O primeiro tempo foi um hino à bola. O São Paulo jogou com a nobreza de quem ainda acredita no futebol como arte e não como produto. Luciano abriu o placar com categoria, Tapia ampliou com alma, e o estádio rugiu como se o tempo voltasse à era dos ídolos de mármore e chuteira suja. O Palmeiras parecia pequeno, assustado, e por um instante o futebol foi justo. Mas justiça, no Brasil, é sempre provisória. O segundo tempo começou e, com ele, veio o colapso da razão.
Aos sete minutos, Tapia foi derrubado dentro da área. Pênalti escandaloso. Até o cego de Nelson Rodrigues, aquele que enxergava o invisível, veria o empurrão. Mas o árbitro Ramon Abatti Abel não viu. Ou fingiu não ver, o que é pior. O VAR, essa promessa tecnológica de redenção, preferiu o silêncio. Nenhum chamado, nenhuma revisão, nenhuma coragem. O São Paulo poderia fazer o terceiro gol e encerrar o jogo, mas o jogo já estava decidido, não pelo talento, mas pela conveniência.
O futebol brasileiro tem um velho vício: ele sempre ajoelha diante do poder. O Palmeiras, gigante dentro e fora de campo, virou símbolo dessa influência. E a arbitragem, covarde e seletiva, fez questão de lembrá-lo. Soladas ignoradas, cotoveladas invisíveis, faltas não marcadas, o manual completo da impunidade. E, no meio do caos, o São Paulo, valente, ainda tentou resistir. Mas resistir contra o apito é como soprar contra o vento: inútil, mas necessário.
Quando o árbitro apitou o fim, o que havia em campo não era um vencedor e um vencido, era uma encenação de derrota. O Morumbis inteiro sabia que o jogo tinha sido roubado, não apenas no placar, mas na essência. O São Paulo perdeu dois pontos e ganhou um trauma. E o futebol perdeu, mais uma vez, o pouco de credibilidade que lhe restava. Porque quando o erro deixa de ser acidente e vira método, o esporte deixa de ser jogo e passa a ser teatro.
Depois, na súmula, o árbitro registrou as palavras indignadas dos dirigentes tricolores — “Filma ele! Filma a vergonha aí!”. Como se a vergonha estivesse no protesto e não no que o provocou. Mas é assim que o sistema se protege: transformando indignação em infração, e covardia em protocolo. A CBF promete investigar, mas o torcedor já aprendeu: no futebol brasileiro, o inquérito é sempre mais longo que a memória.
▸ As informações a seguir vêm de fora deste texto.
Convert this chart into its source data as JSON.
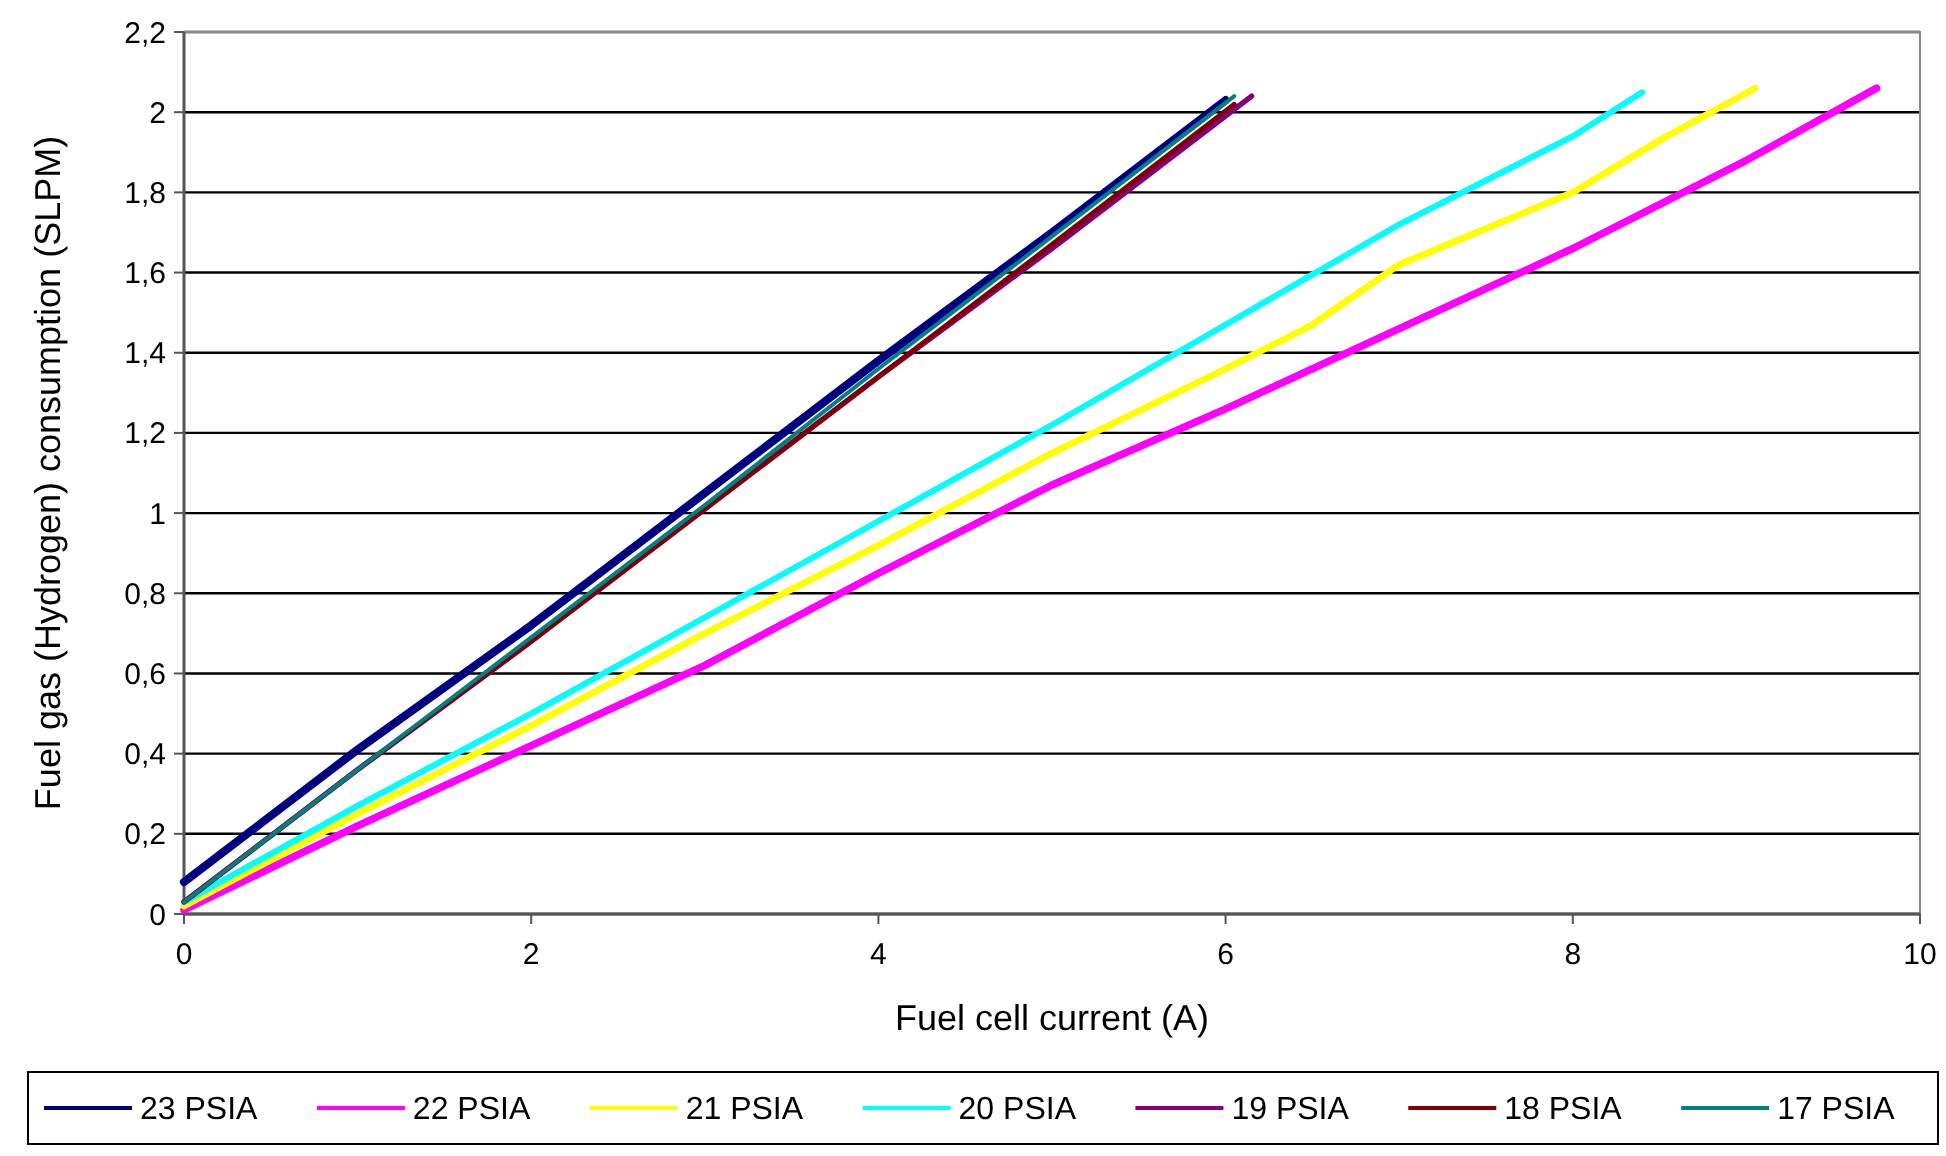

O São Paulo jogou bola, o Palmeiras jogou com a sorte, e a arbitragem jogou fora o respeito. O resultado foi o que sempre é quando a balança pende para o lado dos poderosos: o injusto venceu. Mas, paradoxalmente, o torcedor são-paulino saiu maior. Porque há derrotas que inflamam mais do que vitórias mornas. E porque o verdadeiro amor pelo futebol não nasce do título, mas da revolta.
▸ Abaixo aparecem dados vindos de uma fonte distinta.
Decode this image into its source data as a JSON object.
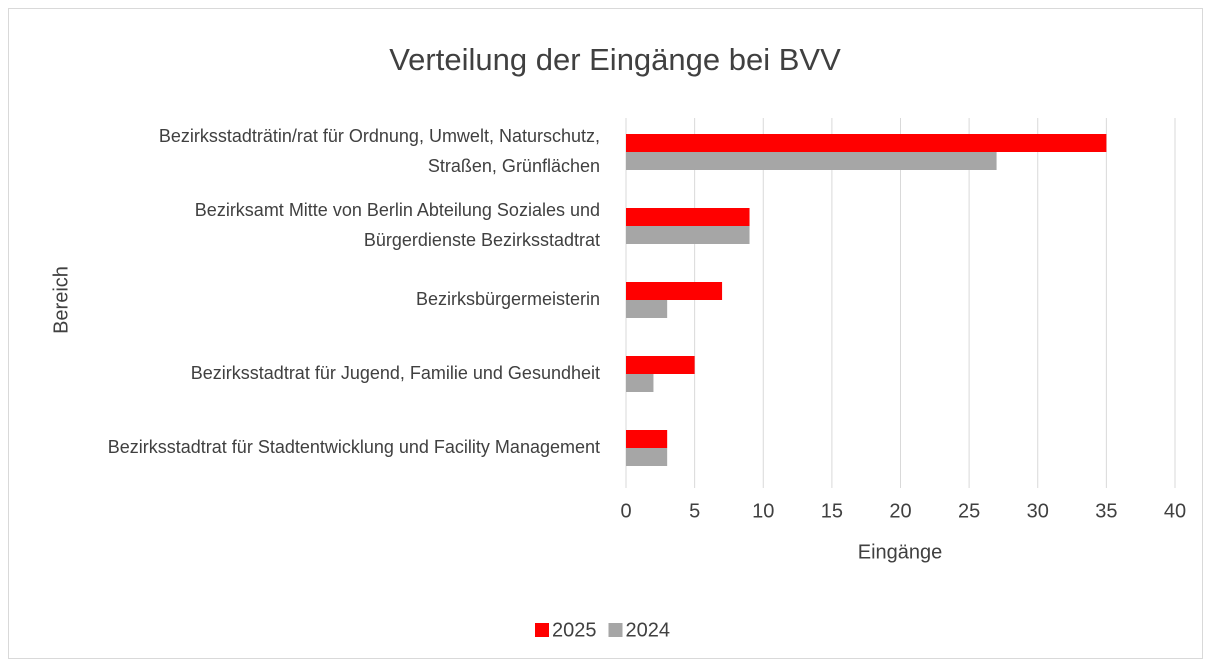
{
  "chart_data": {
    "type": "bar",
    "orientation": "horizontal",
    "title": "Verteilung der Eingänge bei BVV",
    "categories": [
      "Bezirksstadträtin/rat für Ordnung, Umwelt, Naturschutz, Straßen, Grünflächen",
      "Bezirksamt Mitte von Berlin Abteilung Soziales und Bürgerdienste Bezirksstadtrat",
      "Bezirksbürgermeisterin",
      "Bezirksstadtrat für Jugend, Familie und Gesundheit",
      "Bezirksstadtrat für Stadtentwicklung und Facility Management"
    ],
    "series": [
      {
        "name": "2025",
        "color": "#ff0000",
        "values": [
          35,
          9,
          7,
          5,
          3
        ]
      },
      {
        "name": "2024",
        "color": "#a6a6a6",
        "values": [
          27,
          9,
          3,
          2,
          3
        ]
      }
    ],
    "x_label": "Eingänge",
    "y_label": "Bereich",
    "xlim": [
      0,
      40
    ],
    "xticks": [
      0,
      5,
      10,
      15,
      20,
      25,
      30,
      35,
      40
    ],
    "grid": true,
    "legend": "bottom"
  }
}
Nos túneis do Morumbis, uma frase ecoou entre as sombras: “O VAR não veio.” E talvez nunca venha mesmo. Porque a justiça, no futebol brasileiro, ainda é ficção, e das mal escritas.

2 thoughts on “Entre Linhas- Crônica esportiva-O apito, a cegueira e o crime do Morumbis

  1. Uma vergonha perpetrada em nome da força, não o futebol – força tão propalado nos anos setenta do século passado, mas a força da grana que ergue e destrói coisas belas, parafraseando a célebre canção de Caetano.
    O futebol se apequenou e se ajoelhou perante as Crefisas da vida. Triste sina, eu que não torço para nenhum dos times senti vergonha… Lamentável!